Conclusions des parties

25.
    Dans l'affaire T-74/97, la requérante conclut à ce qu'il plaise au Tribunal:

-    annuler le règlement d'extension;

-    déclarer l'article 13 du règlement de base inapplicable, en vertu de l'article 184 du traité CE (devenu article 241 CE), pour autant qu'il sert de base juridique au règlement d'extension;

-    condamner le Conseil aux dépens.

26.
    Dans l'affaire T-75/97, la requérante conclut à ce qu'il plaise au Tribunal:

-    annuler le règlement d'exemption;

-    déclarer le règlement d'extension inapplicable, en application de l'article 184 du traité, pour autant qu'il sert de base juridique au règlement d'exemption;

-    déclarer l'article 13 du règlement de base inapplicable, en application de l'article 184 du traité, pour autant qu'il sert de base juridique aux règlements d'exemption et d'extension;

-    condamner la Commission aux dépens.

27.
    Dans les affaires T-74/97 et T-75/97, le Conseil et la Commission concluent, respectivement, à ce qu'il plaise au Tribunal:

-    statuer sur l'irrecevabilité sans engager le débat au fond, conformément à l'article 114, paragraphe 1, du règlement de procédure;

-    rejeter les exceptions d'illégalité basées sur l'article 184 du traité comme irrecevables;

-    condamner la requérante aux dépens.

28.
    Dans ses observations sur les exceptions d'irrecevabilité, la requérante conclut à ce qu'il plaise au Tribunal:

-    rejeter la demande du Conseil et de la Commission visant à ce qu'il soit statué sur la recevabilité des recours sans engager le débat au fond, et statuer conjointement sur la recevabilité et le bien-fondé des requêtes;

-    à titre subsidiaire, la mettre en mesure de présenter des observations sur les exceptions d'irrecevabilité dans une procédure orale particulière.

Sur la recevabilité

1. En ce qui concerne l'affaire T-74/97

29.
    Le Conseil présente, conformément à l'article 114 du règlement de procédure, des fins de non-recevoir, tirées, premièrement, d'une portée excessive du recours et, deuxièmement, de ce que la requérante ne serait pas individuellement concernée par le règlement d'extension dans la mesure où celui-ci prévoit, d'une part, l'extension du droit antidumping et, d'autre part, le régime d'exemption du droit antidumping étendu.

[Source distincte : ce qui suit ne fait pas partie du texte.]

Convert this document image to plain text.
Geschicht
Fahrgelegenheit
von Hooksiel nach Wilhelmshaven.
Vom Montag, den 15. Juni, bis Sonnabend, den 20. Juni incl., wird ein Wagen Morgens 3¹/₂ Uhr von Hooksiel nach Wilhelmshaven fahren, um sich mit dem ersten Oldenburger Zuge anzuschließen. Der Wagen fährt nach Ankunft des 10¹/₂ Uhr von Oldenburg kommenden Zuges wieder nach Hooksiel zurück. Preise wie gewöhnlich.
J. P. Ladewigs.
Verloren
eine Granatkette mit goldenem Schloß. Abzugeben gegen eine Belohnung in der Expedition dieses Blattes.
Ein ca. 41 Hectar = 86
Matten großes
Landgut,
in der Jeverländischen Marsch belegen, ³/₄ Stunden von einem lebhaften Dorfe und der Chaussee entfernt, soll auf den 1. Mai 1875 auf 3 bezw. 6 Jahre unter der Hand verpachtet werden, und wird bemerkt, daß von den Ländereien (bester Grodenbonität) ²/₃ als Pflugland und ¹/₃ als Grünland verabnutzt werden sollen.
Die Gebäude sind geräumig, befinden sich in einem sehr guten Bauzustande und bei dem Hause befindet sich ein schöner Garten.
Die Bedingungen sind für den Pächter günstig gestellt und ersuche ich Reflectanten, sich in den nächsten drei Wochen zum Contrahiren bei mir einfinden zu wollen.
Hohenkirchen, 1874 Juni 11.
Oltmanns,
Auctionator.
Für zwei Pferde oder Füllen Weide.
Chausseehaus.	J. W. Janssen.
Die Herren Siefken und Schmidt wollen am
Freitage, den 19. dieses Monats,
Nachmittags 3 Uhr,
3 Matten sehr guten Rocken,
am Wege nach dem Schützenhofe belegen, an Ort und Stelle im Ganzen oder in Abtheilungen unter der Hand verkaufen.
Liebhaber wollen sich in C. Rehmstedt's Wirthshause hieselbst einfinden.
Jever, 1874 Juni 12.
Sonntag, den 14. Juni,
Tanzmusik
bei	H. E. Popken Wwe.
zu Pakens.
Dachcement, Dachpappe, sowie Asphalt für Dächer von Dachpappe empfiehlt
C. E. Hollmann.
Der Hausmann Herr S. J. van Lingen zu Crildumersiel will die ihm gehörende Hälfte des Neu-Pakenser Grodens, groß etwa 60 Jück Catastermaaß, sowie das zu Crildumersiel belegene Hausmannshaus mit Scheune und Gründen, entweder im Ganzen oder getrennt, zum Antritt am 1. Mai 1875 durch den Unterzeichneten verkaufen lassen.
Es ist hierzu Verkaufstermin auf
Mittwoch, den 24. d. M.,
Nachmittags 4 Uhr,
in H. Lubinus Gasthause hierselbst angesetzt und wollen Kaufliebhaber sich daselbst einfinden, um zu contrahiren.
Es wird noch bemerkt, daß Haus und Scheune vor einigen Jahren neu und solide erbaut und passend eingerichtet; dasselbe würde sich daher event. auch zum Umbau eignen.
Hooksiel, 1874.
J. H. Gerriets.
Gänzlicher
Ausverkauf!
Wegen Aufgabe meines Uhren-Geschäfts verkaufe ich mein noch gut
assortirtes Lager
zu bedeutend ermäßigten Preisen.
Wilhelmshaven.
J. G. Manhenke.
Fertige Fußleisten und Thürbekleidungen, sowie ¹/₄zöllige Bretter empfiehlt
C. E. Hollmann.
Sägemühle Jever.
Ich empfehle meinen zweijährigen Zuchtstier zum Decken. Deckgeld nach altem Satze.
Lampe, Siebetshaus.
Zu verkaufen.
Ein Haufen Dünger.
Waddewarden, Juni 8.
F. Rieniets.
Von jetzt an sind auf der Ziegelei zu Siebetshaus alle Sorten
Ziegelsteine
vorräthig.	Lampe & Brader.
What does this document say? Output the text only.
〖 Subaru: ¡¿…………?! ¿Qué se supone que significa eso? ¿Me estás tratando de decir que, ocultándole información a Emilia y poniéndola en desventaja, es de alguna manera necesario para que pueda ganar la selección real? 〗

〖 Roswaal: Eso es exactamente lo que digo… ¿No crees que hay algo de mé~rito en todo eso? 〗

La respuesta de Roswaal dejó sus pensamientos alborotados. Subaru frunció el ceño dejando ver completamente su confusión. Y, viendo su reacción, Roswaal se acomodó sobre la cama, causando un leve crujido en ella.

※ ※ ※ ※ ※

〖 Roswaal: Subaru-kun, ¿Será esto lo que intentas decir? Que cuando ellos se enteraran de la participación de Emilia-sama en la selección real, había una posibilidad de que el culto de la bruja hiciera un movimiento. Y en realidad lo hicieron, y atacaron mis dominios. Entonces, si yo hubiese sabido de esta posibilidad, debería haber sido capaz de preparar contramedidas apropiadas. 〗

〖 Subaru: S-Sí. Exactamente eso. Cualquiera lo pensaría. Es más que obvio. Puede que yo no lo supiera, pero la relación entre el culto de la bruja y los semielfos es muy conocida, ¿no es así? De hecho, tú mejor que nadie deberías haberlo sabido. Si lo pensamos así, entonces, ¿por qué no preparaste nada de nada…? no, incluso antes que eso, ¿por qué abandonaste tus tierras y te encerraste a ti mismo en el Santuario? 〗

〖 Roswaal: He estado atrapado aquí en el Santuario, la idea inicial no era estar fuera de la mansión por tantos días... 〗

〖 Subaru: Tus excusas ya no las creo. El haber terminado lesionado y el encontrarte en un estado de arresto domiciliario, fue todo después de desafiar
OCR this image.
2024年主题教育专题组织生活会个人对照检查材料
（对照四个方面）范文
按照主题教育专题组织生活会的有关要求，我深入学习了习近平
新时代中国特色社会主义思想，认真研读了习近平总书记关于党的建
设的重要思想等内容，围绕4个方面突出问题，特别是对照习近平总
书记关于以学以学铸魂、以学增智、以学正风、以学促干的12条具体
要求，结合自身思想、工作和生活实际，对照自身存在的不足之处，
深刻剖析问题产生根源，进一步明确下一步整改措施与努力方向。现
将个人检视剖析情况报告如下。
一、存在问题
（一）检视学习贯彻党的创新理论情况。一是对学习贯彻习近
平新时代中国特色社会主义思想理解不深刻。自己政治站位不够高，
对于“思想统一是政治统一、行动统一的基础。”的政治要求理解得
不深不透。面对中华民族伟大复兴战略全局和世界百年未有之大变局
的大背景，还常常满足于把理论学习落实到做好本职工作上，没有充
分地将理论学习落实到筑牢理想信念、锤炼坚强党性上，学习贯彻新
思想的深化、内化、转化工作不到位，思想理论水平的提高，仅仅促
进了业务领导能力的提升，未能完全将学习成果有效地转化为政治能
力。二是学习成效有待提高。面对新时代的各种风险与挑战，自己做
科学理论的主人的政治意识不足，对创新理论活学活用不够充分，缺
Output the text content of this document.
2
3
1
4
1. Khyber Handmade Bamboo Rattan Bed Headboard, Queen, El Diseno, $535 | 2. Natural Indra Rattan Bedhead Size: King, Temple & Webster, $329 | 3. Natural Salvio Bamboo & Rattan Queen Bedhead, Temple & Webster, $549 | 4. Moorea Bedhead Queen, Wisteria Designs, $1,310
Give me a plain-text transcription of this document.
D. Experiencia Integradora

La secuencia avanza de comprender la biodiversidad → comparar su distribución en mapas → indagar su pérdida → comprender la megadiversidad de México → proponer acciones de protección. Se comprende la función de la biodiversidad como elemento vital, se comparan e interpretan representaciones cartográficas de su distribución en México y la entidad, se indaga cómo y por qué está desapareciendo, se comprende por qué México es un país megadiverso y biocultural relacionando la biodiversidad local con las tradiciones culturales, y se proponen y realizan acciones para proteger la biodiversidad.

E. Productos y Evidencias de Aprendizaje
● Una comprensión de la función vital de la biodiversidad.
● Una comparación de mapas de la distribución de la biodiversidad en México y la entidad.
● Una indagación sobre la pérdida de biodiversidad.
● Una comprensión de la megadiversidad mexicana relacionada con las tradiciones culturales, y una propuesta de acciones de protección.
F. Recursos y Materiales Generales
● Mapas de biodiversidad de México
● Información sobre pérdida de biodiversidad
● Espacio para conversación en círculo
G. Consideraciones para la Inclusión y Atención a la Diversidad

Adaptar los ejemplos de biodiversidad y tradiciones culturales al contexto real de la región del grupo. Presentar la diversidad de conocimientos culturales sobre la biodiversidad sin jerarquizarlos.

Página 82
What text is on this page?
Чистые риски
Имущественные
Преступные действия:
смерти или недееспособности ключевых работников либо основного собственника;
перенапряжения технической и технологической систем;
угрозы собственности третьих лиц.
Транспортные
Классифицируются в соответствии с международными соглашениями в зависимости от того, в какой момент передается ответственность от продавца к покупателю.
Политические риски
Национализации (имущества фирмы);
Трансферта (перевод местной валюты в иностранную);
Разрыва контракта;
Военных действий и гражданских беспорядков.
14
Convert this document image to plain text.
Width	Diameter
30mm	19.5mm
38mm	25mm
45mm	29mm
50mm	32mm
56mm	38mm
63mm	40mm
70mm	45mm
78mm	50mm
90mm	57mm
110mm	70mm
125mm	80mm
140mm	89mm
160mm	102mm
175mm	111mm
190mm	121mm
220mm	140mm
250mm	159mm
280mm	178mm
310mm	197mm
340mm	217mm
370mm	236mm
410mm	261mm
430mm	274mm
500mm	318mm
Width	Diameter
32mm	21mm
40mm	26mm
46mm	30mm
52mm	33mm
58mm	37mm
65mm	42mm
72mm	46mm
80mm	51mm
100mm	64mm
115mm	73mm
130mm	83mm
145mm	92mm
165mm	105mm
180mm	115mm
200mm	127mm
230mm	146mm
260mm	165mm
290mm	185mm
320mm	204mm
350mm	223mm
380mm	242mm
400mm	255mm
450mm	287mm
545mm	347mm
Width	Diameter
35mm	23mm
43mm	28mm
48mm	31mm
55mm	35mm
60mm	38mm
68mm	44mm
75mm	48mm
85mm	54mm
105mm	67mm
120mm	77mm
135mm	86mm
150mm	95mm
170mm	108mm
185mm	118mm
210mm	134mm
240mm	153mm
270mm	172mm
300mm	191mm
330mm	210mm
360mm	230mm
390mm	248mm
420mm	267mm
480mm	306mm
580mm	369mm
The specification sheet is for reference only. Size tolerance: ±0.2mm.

Sur la fin de non-recevoir tirée d'une portée excessive du recours

Arguments des parties

30.
    Le Conseil soutient que le recours est irrecevable dans la mesure où il vise à l'annulation du règlement d'extension dans son ensemble alors qu'il résulte de l'argumentation exposée dans la requête que celle-ci tend uniquement à l'annulation des dispositions, d'une part, de l'article 2 de ce règlement, lu en liaison avec l'article 1er, en ce qu'il porte extension du droit antidumping et, d'autre part, de l'article 3, paragraphe 2, deuxième et troisième tirets, du même règlement prévoyant l'application de la procédure de la destination particulière aux activités commerciales des importateurs-intermédiaires.

31.
    En se référant à l'arrêt de la Cour du 10 mars 1992, Ricoh/Conseil (C-174/87, Rec. p. I-1335, point 7), le Conseil expose que la requérante n'a démontré aucun intérêt à agir concernant les autres dispositions du règlement d'extension et n'a fait valoir aucun argument à cet égard.

32.
    Selon la requérante, le règlement d'extension doit être annulé entièrement.

Appréciation du Tribunal

33.
    Selon la jurisprudence constante invoquée par le Conseil à l'appui de cette fin de non-recevoir, un règlement imposant des droits antidumping différents à une séried'opérateurs économiques concerne individuellement l'un d'entre eux par ses seules dispositions qui lui imposent un droit antidumping particulier et en fixent le montant, et non pas par celles qui imposent un droit antidumping à d'autres sociétés (voir, par exemple, arrêts de la Cour du 7 mai 1987, NTN Toyo Bearing e.a./Conseil, 240/84, Rec. p. 1809, point 7, et Ricoh/Conseil, cité au point 31 ci-dessus, point 7).

34.
    À cet égard, il convient de constater, en premier lieu, que la présente affaire se distingue de celles ayant conduit à la jurisprudence invoquée par le Conseil, citée ci-dessus, en ce que le règlement d'extension porte sur un droit antidumping unique, alors que, dans les affaires précitées, des droits différents avaient été mis à la charge de différentes entreprises.

35.
    En second lieu, une déclaration d'annulation limitée à la seule disposition concernant l'extension du droit antidumping aurait pour effet de vider entièrement le règlement d'extension de sa substance. En effet, les autres éléments du dispositif de ce règlement portent uniquement sur la mise en oeuvre de cette disposition, notamment en ce qui concerne la possibilité d'obtenir une exemption du droit étendu, et ne peuvent, dès lors, pas en être dissociés.

36.
    Par conséquent, il y a lieu de rejeter cette fin de non-recevoir.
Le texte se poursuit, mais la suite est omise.